Dysphagia has been reported with quetiapine. Quetiapine should be used with caution in patients at risk for aspiration pneumonia.
Constipation and intestinal obstruction:
Constipation represents a risk factor for intestinal obstruction. Constipation and intestinal obstruction have been reported with quetiapine. This includes fatal reports in patients who are at higher risk of intestinal obstruction, including those that are receiving multiple concomitant medications that decrease intestinal motility and/or may not report symptoms of constipation. Patients with intestinal obstruction/ileus should be managed with close monitoring and urgent care.
Venous Thromboembolism “VTE”:
Cases of venous thromboembolism “VTE” have been reported with antipsychotic drugs. Since patients treated with antipsychotics often present with acquired risk factors for VTE,
all possible risk factors for VTE should be identified before and during treatment with quetiapine and preventive measures undertaken.

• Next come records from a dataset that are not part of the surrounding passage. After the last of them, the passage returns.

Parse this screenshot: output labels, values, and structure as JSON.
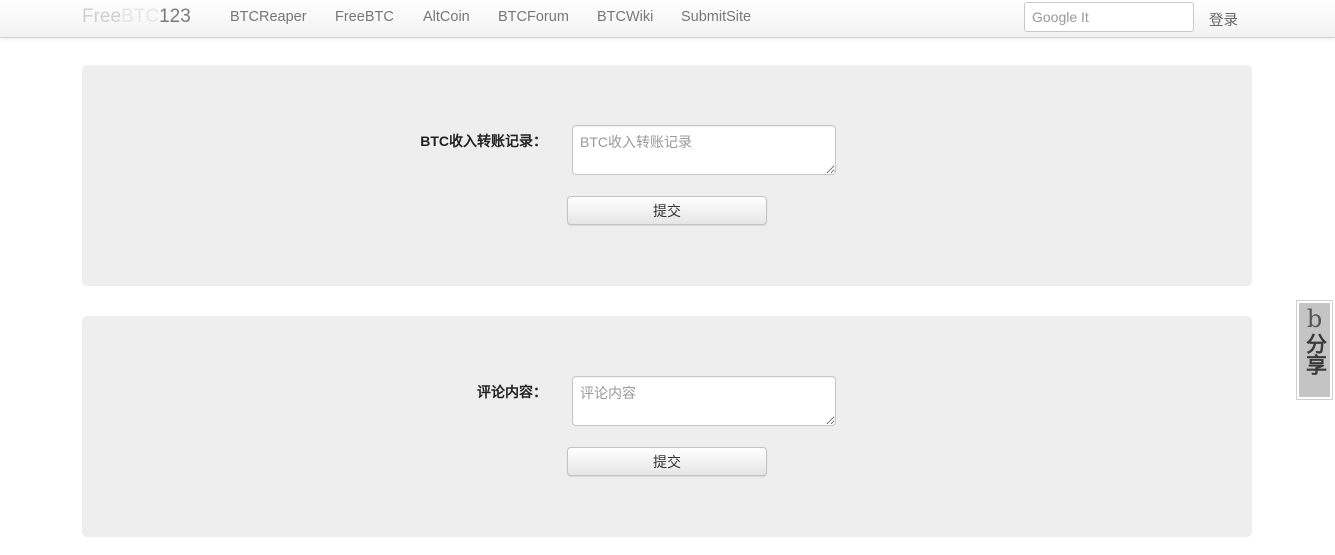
{
  "nav": {
    "brand": {
      "part1": "Free",
      "part2": "BTC",
      "part3": "123"
    },
    "links": [
      "BTCReaper",
      "FreeBTC",
      "AltCoin",
      "BTCForum",
      "BTCWiki",
      "SubmitSite"
    ],
    "search_placeholder": "Google It",
    "login": "登录"
  },
  "forms": [
    {
      "label": "BTC收入转账记录：",
      "placeholder": "BTC收入转账记录",
      "submit": "提交"
    },
    {
      "label": "评论内容：",
      "placeholder": "评论内容",
      "submit": "提交"
    }
  ],
  "share": {
    "icon": "share-icon",
    "text": "分享"
  },
  "colors": {
    "panel_bg": "#eeeeee",
    "nav_bg": "#f5f5f5"
  }
}
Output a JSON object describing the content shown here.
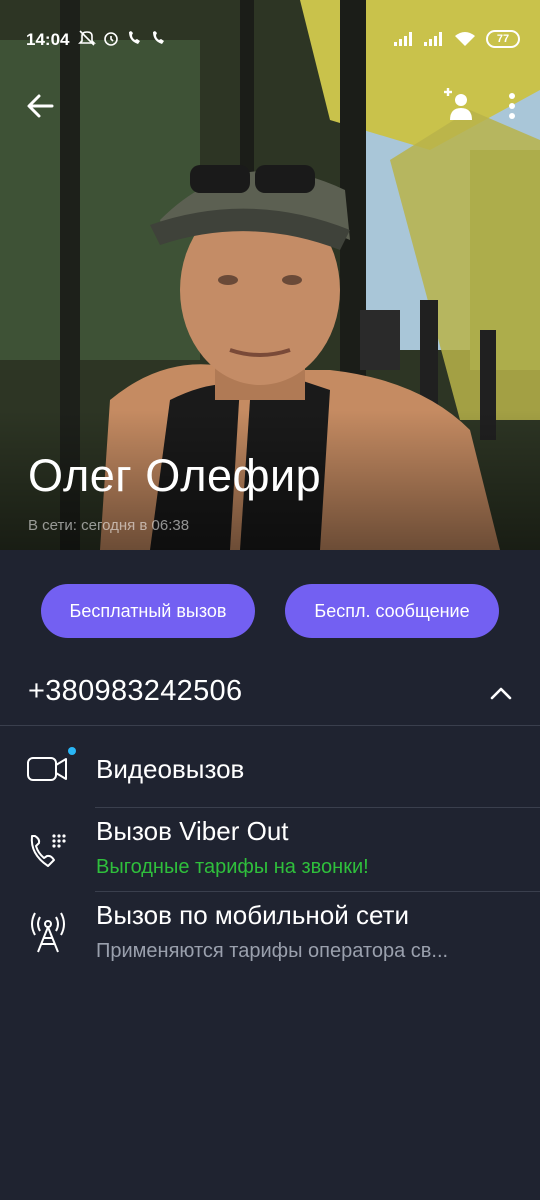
{
  "status_bar": {
    "time": "14:04",
    "left_icons": [
      "mute-icon",
      "alarm-icon",
      "wifi-call-icon",
      "wifi-call-icon"
    ],
    "battery": "77"
  },
  "header": {
    "name": "Олег Олефир",
    "last_seen": "В сети: сегодня в 06:38"
  },
  "actions": {
    "free_call": "Бесплатный вызов",
    "free_message": "Беспл. сообщение"
  },
  "phone": {
    "number": "+380983242506"
  },
  "options": [
    {
      "title": "Видеовызов",
      "subtitle": "",
      "icon": "video-camera-icon"
    },
    {
      "title": "Вызов Viber Out",
      "subtitle": "Выгодные тарифы на звонки!",
      "subtitle_color": "#2fbf3c",
      "icon": "viber-out-phone-icon"
    },
    {
      "title": "Вызов по мобильной сети",
      "subtitle": "Применяются тарифы оператора св...",
      "subtitle_color": "#9aa0ad",
      "icon": "cell-tower-icon"
    }
  ],
  "colors": {
    "accent": "#7360f2",
    "background": "#1f2330",
    "online_dot": "#29b6f6"
  }
}
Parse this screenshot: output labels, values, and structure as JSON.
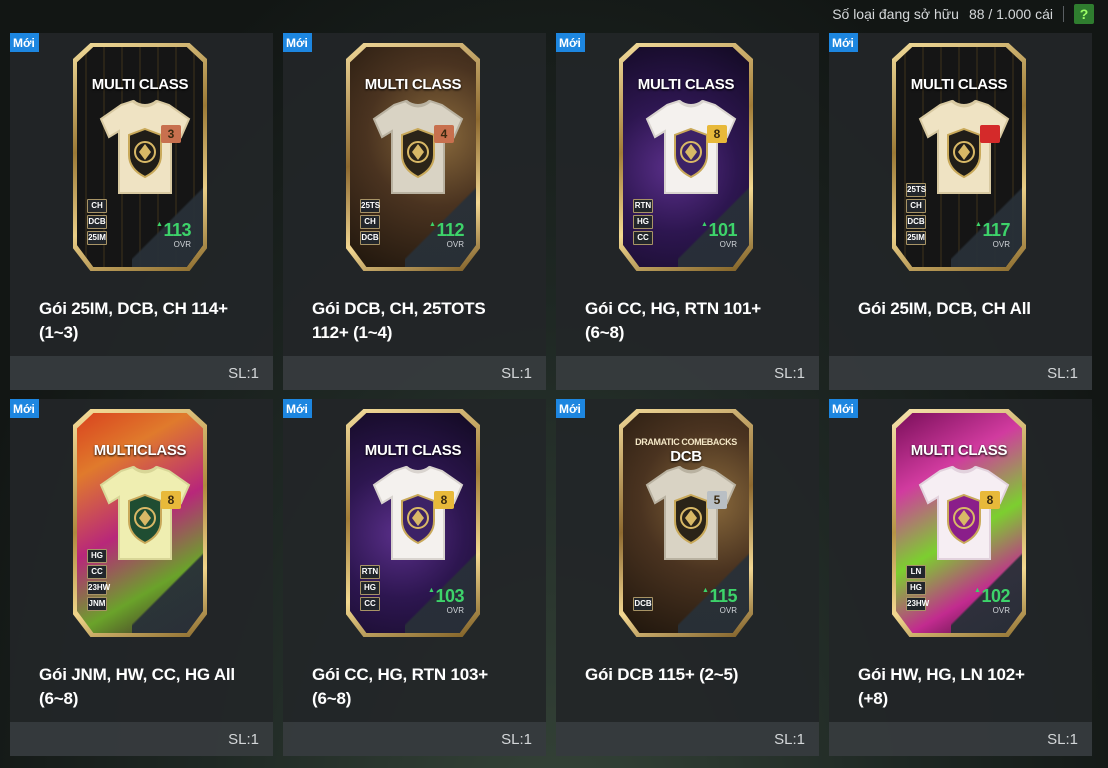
{
  "header": {
    "owned_label": "Số loại đang sở hữu",
    "owned_value": "88 / 1.000 cái",
    "help_label": "?"
  },
  "packs": [
    {
      "badge": "Mới",
      "card_title": "MULTI CLASS",
      "card_subtitle": "",
      "rank": "3",
      "rank_color": "#c8704e",
      "chips": [
        "CH",
        "DCB",
        "25IM"
      ],
      "ovr": "113",
      "ovr_label": "OVR",
      "theme": "black-gold",
      "name_lines": [
        "Gói 25IM, DCB, CH 114+",
        "(1~3)"
      ],
      "quantity": "SL:1"
    },
    {
      "badge": "Mới",
      "card_title": "MULTI CLASS",
      "card_subtitle": "",
      "rank": "4",
      "rank_color": "#c8704e",
      "chips": [
        "25TS",
        "CH",
        "DCB"
      ],
      "ovr": "112",
      "ovr_label": "OVR",
      "theme": "bronze-ornate",
      "name_lines": [
        "Gói DCB, CH, 25TOTS",
        "112+ (1~4)"
      ],
      "quantity": "SL:1"
    },
    {
      "badge": "Mới",
      "card_title": "MULTI CLASS",
      "card_subtitle": "",
      "rank": "8",
      "rank_color": "#e8b93a",
      "chips": [
        "RTN",
        "HG",
        "CC"
      ],
      "ovr": "101",
      "ovr_label": "OVR",
      "theme": "purple-gold",
      "name_lines": [
        "Gói CC, HG, RTN 101+",
        "(6~8)"
      ],
      "quantity": "SL:1"
    },
    {
      "badge": "Mới",
      "card_title": "MULTI CLASS",
      "card_subtitle": "",
      "rank": "",
      "rank_color": "#d42a2a",
      "chips": [
        "25TS",
        "CH",
        "DCB",
        "25IM"
      ],
      "ovr": "117",
      "ovr_label": "OVR",
      "theme": "black-gold",
      "name_lines": [
        "Gói 25IM, DCB, CH All"
      ],
      "quantity": "SL:1"
    },
    {
      "badge": "Mới",
      "card_title": "MULTICLASS",
      "card_subtitle": "",
      "rank": "8",
      "rank_color": "#e8b93a",
      "chips": [
        "HG",
        "CC",
        "23HW",
        "JNM"
      ],
      "ovr": "",
      "ovr_label": "",
      "theme": "pink-green",
      "name_lines": [
        "Gói JNM, HW, CC, HG All",
        "(6~8)"
      ],
      "quantity": "SL:1"
    },
    {
      "badge": "Mới",
      "card_title": "MULTI CLASS",
      "card_subtitle": "",
      "rank": "8",
      "rank_color": "#e8b93a",
      "chips": [
        "RTN",
        "HG",
        "CC"
      ],
      "ovr": "103",
      "ovr_label": "OVR",
      "theme": "purple-gold",
      "name_lines": [
        "Gói CC, HG, RTN 103+",
        "(6~8)"
      ],
      "quantity": "SL:1"
    },
    {
      "badge": "Mới",
      "card_title": "DCB",
      "card_subtitle": "DRAMATIC COMEBACKS",
      "rank": "5",
      "rank_color": "#b9bfc4",
      "chips": [
        "DCB"
      ],
      "ovr": "115",
      "ovr_label": "OVR",
      "theme": "bronze-ornate",
      "name_lines": [
        "Gói DCB 115+ (2~5)"
      ],
      "quantity": "SL:1"
    },
    {
      "badge": "Mới",
      "card_title": "MULTI CLASS",
      "card_subtitle": "",
      "rank": "8",
      "rank_color": "#e8b93a",
      "chips": [
        "LN",
        "HG",
        "23HW"
      ],
      "ovr": "102",
      "ovr_label": "OVR",
      "theme": "neon-pink",
      "name_lines": [
        "Gói HW, HG, LN 102+",
        "(+8)"
      ],
      "quantity": "SL:1"
    }
  ]
}
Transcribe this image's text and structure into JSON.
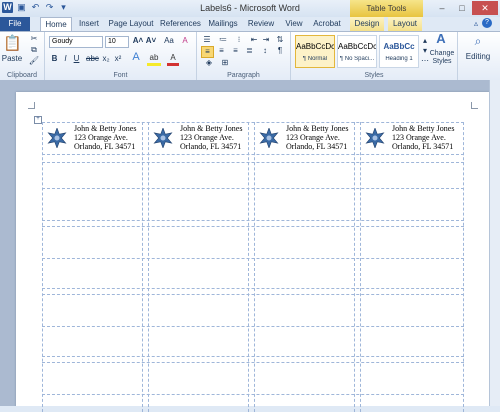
{
  "window": {
    "title": "Labels6 - Microsoft Word",
    "context_tab_group": "Table Tools"
  },
  "tabs": [
    "File",
    "Home",
    "Insert",
    "Page Layout",
    "References",
    "Mailings",
    "Review",
    "View",
    "Acrobat",
    "Design",
    "Layout"
  ],
  "ribbon": {
    "clipboard": {
      "paste": "Paste",
      "group_label": "Clipboard"
    },
    "font": {
      "family": "Goudy",
      "size": "10",
      "group_label": "Font"
    },
    "paragraph": {
      "group_label": "Paragraph"
    },
    "styles": {
      "group_label": "Styles",
      "tiles": [
        {
          "preview": "AaBbCcDc",
          "name": "¶ Normal"
        },
        {
          "preview": "AaBbCcDc",
          "name": "¶ No Spaci..."
        },
        {
          "preview": "AaBbCc",
          "name": "Heading 1"
        }
      ],
      "change_styles": "Change Styles",
      "editing": "Editing"
    }
  },
  "labels": [
    {
      "line1": "John & Betty Jones",
      "line2": "123 Orange Ave.",
      "line3": "Orlando, FL 34571"
    },
    {
      "line1": "John & Betty Jones",
      "line2": "123 Orange Ave.",
      "line3": "Orlando, FL 34571"
    },
    {
      "line1": "John & Betty Jones",
      "line2": "123 Orange Ave.",
      "line3": "Orlando, FL 34571"
    },
    {
      "line1": "John & Betty Jones",
      "line2": "123 Orange Ave.",
      "line3": "Orlando, FL 34571"
    }
  ],
  "colors": {
    "accent": "#2b579a",
    "table_tools": "#e8c440",
    "star_fill": "#3a6aa5"
  }
}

Pancreatitis has been reported in clinical trials and during post marketing experience. Among post marketing reports, while not all cases were confounded by risk factors, many patients had factors which are known to be associated with pancreatitis such as increased triglycerides, gallstones, and alcohol consumption.
Quetiapine tablets contain lactose. Patients with rare hereditary problems of galactose intolerance, the Lapp lactase deficiency, or glucose-galactose malabsorption should not take this medicine.
Quetiapine 25mg, 100mg, 200mg Film Coated Tablets: Carton box containing 1, 2, or 3 (AL/PVC) blisters, each of 10 film coated tablets.